Though I love a nice wood fire in the winter, I also have family with asthma, and we have reached that point where fires do really need to be severely restricted, one loss of the urban society we truly benefit from, but where one person’s warmth is another’s health risk.
Editorial: Hot air over fireplaces
Today's vote seeks to restrict pollution
Published 12:00 am PDT Thursday, October 25, 2007
If you or your loved ones don't suffer from asthma, heart problems or lung disease, the effort of the Sacramento Air Quality District to curb wood burning on still winter days may seem silly. It isn't. The health data are overwhelming. Microscopic pieces of soot that blow out of fireplaces penetrate deeply into lungs and can enter the bloodstream, aggravating respiratory diseases and, in the worst cases, triggering heart attacks.
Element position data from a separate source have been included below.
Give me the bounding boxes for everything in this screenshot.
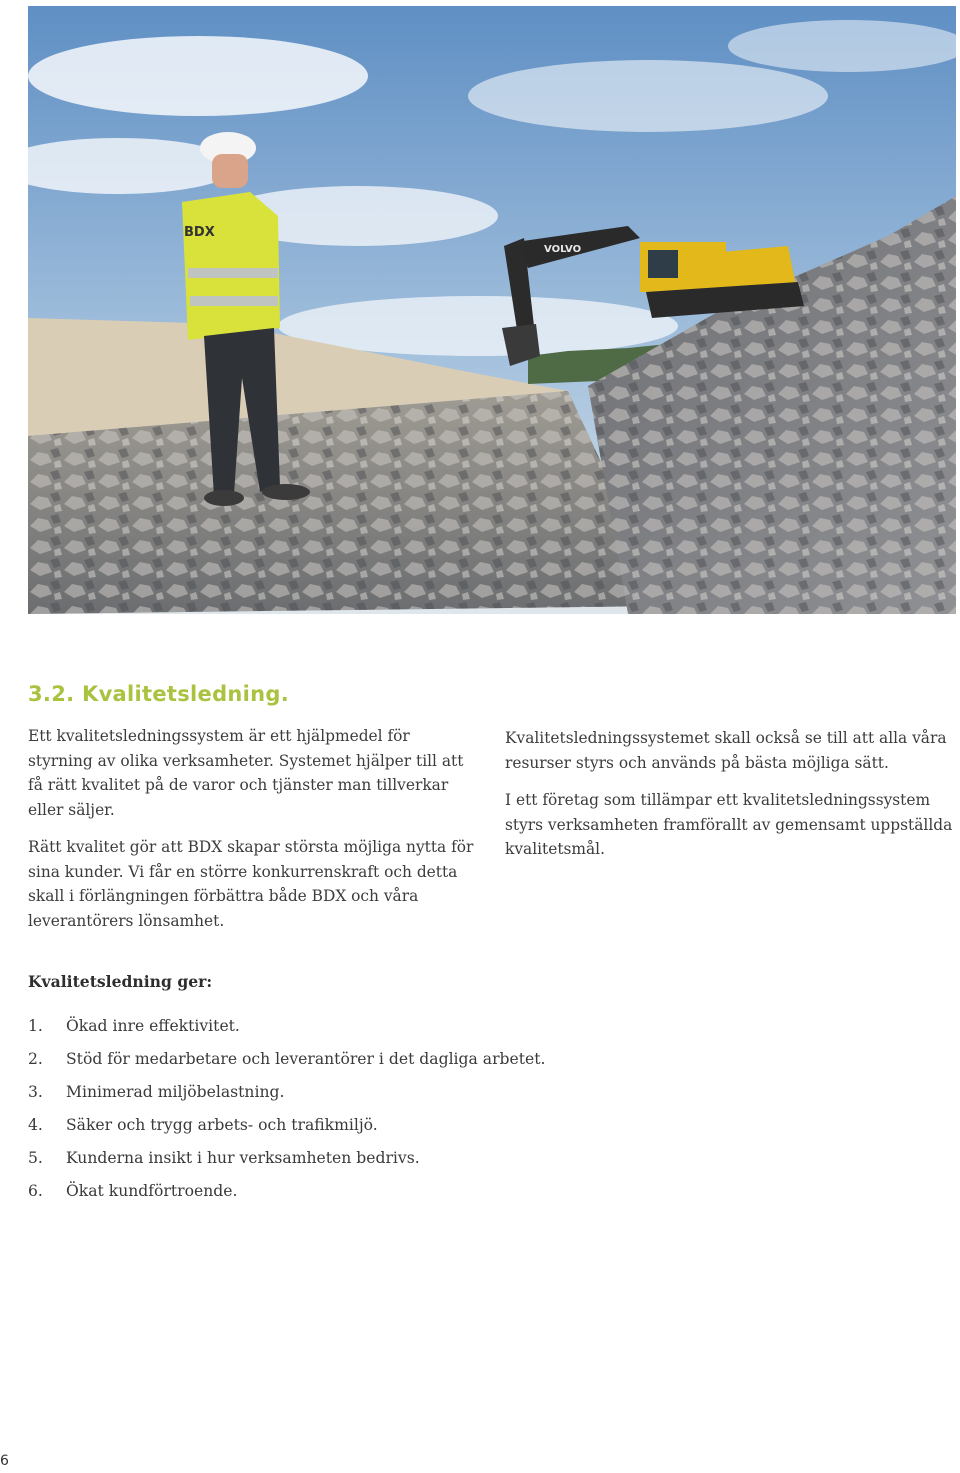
- construction-site-image: [28, 6, 956, 614]
- cover-photo: [28, 6, 956, 614]
- left-text-column: [28, 724, 478, 946]
- vest-logo-text: BDX: [184, 225, 215, 240]
- paragraph: I ett företag som tillämpar ett kvalitetsledningssystem styrs verksamheten framförallt av gemensamt uppställda kvalitetsmål.: [505, 791, 953, 858]
- list-item-text: Stöd för medarbetare och leverantörer i det dagliga arbetet.: [66, 1050, 546, 1068]
- paragraph: Rätt kvalitet gör att BDX skapar största möjliga nytta för sina kunder. Vi får en större konkurrenskraft och detta skall i förlängningen förbättra både BDX och våra leverantörers lönsamhet.: [28, 838, 474, 930]
- list-item-number: 4.: [28, 1116, 43, 1134]
- list-item: [28, 1014, 545, 1047]
- benefits-heading: Kvalitetsledning ger:: [28, 972, 213, 991]
- paragraph: Kvalitetsledningssystemet skall också se till att alla våra resurser styrs och används på bästa möjliga sätt.: [505, 729, 947, 772]
- list-item-number: 5.: [28, 1149, 43, 1167]
- list-item: [28, 1113, 545, 1146]
- paragraph: Ett kvalitetsledningssystem är ett hjälpmedel för styrning av olika verksamheter. Systemet hjälper till att få rätt kvalitet på de varor och tjänster man tillverkar eller säljer.: [28, 727, 464, 819]
- list-item-text: Kunderna insikt i hur verksamheten bedrivs.: [66, 1149, 420, 1167]
- list-item-number: 6.: [28, 1182, 43, 1200]
- list-item: [28, 1146, 545, 1179]
- section-title: 3.2. Kvalitetsledning.: [28, 682, 290, 706]
- list-item-number: 3.: [28, 1083, 43, 1101]
- list-item-text: Säker och trygg arbets- och trafikmiljö.: [66, 1116, 378, 1134]
- list-item: [28, 1179, 545, 1212]
- list-item-number: 1.: [28, 1017, 43, 1035]
- truck-brand-text: VOLVO: [544, 244, 582, 255]
- list-item: [28, 1047, 545, 1080]
- page-number: 6: [0, 1453, 9, 1469]
- list-item-text: Ökat kundförtroende.: [66, 1182, 238, 1200]
- right-text-column: [505, 726, 957, 875]
- list-item-text: Minimerad miljöbelastning.: [66, 1083, 285, 1101]
- list-item: [28, 1080, 545, 1113]
- list-item-text: Ökad inre effektivitet.: [66, 1017, 240, 1035]
- list-item-number: 2.: [28, 1050, 43, 1068]
- benefits-list: [28, 1014, 545, 1212]
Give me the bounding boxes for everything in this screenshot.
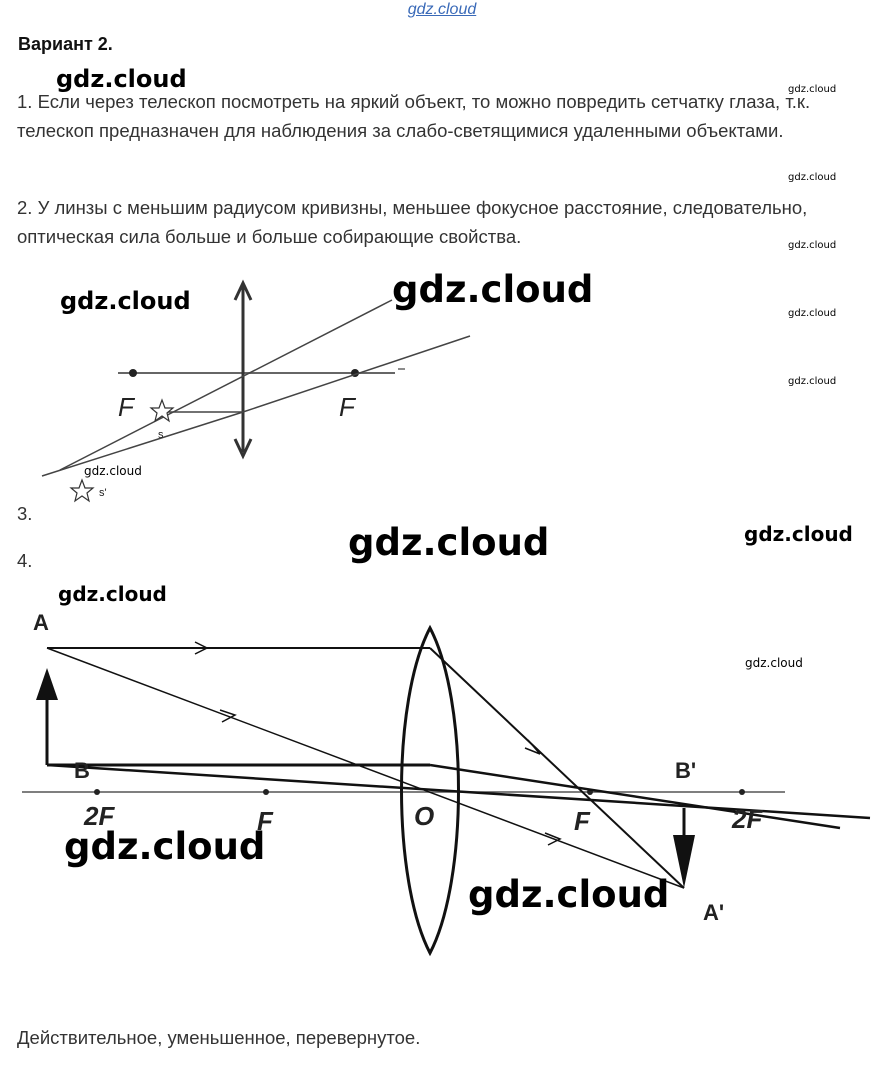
watermark-text: gdz.cloud	[58, 582, 167, 606]
watermark-text: gdz.cloud	[468, 873, 670, 916]
point-f-left	[263, 789, 269, 795]
watermark-text: gdz.cloud	[84, 464, 142, 478]
point-2f-left	[94, 789, 100, 795]
watermark-text: gdz.cloud	[788, 308, 837, 319]
label-o: O	[414, 801, 435, 831]
watermark-text: gdz.cloud	[788, 172, 837, 183]
watermark-text: gdz.cloud	[745, 656, 803, 670]
object-arrowhead	[36, 668, 58, 700]
source-label: s	[158, 429, 164, 441]
label-2f-right: 2F	[732, 804, 763, 834]
ray-from-b-refracted	[430, 765, 840, 828]
focus-label-left: F	[118, 392, 134, 422]
watermark-text: gdz.cloud	[392, 268, 594, 311]
image-label: s'	[99, 487, 107, 499]
point-2f-right	[739, 789, 745, 795]
answer-3-number: 3.	[17, 503, 33, 524]
watermark-text: gdz.cloud	[788, 240, 837, 251]
ray-through-focus	[430, 648, 684, 888]
conclusion-text: Действительное, уменьшенное, перевернутое.	[17, 1027, 421, 1048]
watermark-text: gdz.cloud	[348, 521, 550, 564]
focus-point-left	[129, 369, 137, 377]
watermark-text: gdz.cloud	[64, 825, 266, 868]
label-a-prime: A'	[703, 900, 725, 925]
watermark-text: gdz.cloud	[60, 287, 191, 315]
label-2f-left: 2F	[84, 801, 115, 831]
watermark-text: gdz.cloud	[744, 522, 853, 546]
variant-heading: Вариант 2.	[18, 34, 113, 54]
label-f-right: F	[574, 806, 590, 836]
image-star-icon	[71, 480, 93, 501]
refracted-ray-extension	[42, 412, 243, 476]
watermark-text: gdz.cloud	[788, 84, 837, 95]
answer-1-text: 1. Если через телескоп посмотреть на яркий объект, то можно повредить сетчатку глаза, т.к. телескоп предназначен для наблюдения за слабо-светящимися удаленными объектами.	[17, 91, 811, 141]
watermark-text: gdz.cloud	[788, 376, 837, 387]
answer-4-number: 4.	[17, 550, 33, 571]
focus-label-right: F	[339, 392, 355, 422]
label-a: A	[33, 610, 49, 635]
top-watermark-link[interactable]: gdz.cloud	[407, 1, 477, 18]
central-ray	[60, 300, 392, 470]
label-b-prime: B'	[675, 758, 697, 783]
watermark-text: gdz.cloud	[56, 65, 187, 93]
answer-2-text: 2. У линзы с меньшим радиусом кривизны, меньшее фокусное расстояние, следовательно, оптическая сила больше и больше собирающие свойства.	[17, 197, 808, 247]
label-f-left: F	[257, 806, 273, 836]
label-b: B	[74, 758, 90, 783]
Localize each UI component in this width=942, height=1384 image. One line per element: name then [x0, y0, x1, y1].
Know-nothing, local talk-show gabsters and bloggers have targeted Sacramento Air Quality Management District officials for ridicule lately because officials have proposed banning residential burning on the most polluted days of the winter. Under the rule initially proposed, all burning would have been prohibited for an estimated 23 days between November and February, those days when air pollution is at its worst, when there is no wind and atmospheric conditions hold soot, smoke, dust, metals, nitrates and other dangerous pollutants close to the ground, where people live and breathe.
County supervisors and City Council members on the local air board balked at the district proposal last month because it did not exempt less polluting pellet and wood-burning stoves and fireplace inserts certified by the federal Environmental Protection Agency. The staff was instructed to list alternatives.